The distinctive pieces by India's first 'Pop' artist, Bhupen Khakhar were found in the dust and clutter of the late artist Roy Dalgarno's Parnell basement.
Since The New Zealand Herald last week published an article on Cordy's upcoming auction, the auctioneers have been flooded with international enquiries.
The original $8000 estimates on each painting - Red Elephant and Interior Of A Hindu House - have had to be revised to estimates of $15,000-$30,000 each, auctioneer Andrew Grigg said.
A "couple" of bidders are even flying to Auckland for next Tuesday's auction.
"This auction is looking to be something special and certainly the interest in quality Indian modern art is strong, even in Auckland," Mr Grigg said.
"These works are difficult to get hold of and are becoming increasingly popular."

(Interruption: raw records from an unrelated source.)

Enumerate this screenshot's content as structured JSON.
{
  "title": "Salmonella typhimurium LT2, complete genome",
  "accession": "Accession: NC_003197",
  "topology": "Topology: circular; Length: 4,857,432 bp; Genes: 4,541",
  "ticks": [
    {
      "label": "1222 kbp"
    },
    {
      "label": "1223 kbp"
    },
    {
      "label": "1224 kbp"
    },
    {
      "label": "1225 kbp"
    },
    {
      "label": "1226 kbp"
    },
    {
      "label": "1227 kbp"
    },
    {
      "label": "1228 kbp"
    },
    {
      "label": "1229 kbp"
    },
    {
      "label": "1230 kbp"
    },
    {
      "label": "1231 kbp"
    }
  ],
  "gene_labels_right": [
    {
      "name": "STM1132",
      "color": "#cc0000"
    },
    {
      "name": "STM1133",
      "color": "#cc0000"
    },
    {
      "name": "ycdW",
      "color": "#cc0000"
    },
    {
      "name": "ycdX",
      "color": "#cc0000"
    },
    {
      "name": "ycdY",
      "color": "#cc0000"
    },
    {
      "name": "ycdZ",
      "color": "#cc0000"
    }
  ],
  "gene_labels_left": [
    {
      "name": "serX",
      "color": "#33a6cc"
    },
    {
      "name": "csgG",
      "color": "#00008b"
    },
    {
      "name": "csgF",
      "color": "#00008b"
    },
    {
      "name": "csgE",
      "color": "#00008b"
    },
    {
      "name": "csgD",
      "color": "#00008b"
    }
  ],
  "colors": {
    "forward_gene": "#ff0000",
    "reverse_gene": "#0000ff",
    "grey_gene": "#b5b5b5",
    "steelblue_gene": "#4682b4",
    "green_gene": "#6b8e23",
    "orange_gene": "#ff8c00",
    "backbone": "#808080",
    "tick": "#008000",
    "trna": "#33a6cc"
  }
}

Bombay-born Khakhar wowed the art world with early works that mashed deities from kitsch posters with street culture and graffiti.
He was courted for major international exhibitions and even held a solo show at the most famous museum of modern art, the Pompidou Centre in Paris.
Although the self-taught artist and former accountant died in 2003, aged 69, his art continued to hang in some of the world's top galleries and fetch six figures at international auction houses.
Who is Bhupen Khakhar?
• A former accountant and self-taught painter, Bhupen Khakhar is hailed as India's father of Pop Art.
• He was inspired by French Post-Impressionist painter Henri Rousseau, English painter David Hockney, and Italian Renaissance style.
• Works often sell at auction for six figures. Oil on canvas, Waiting for Darshan went under the hammer at Christie's New York last year with an estimate of NZ$630,000-NZ$950,000.
• Midnight's Children author Salman Rushdie was a close friend.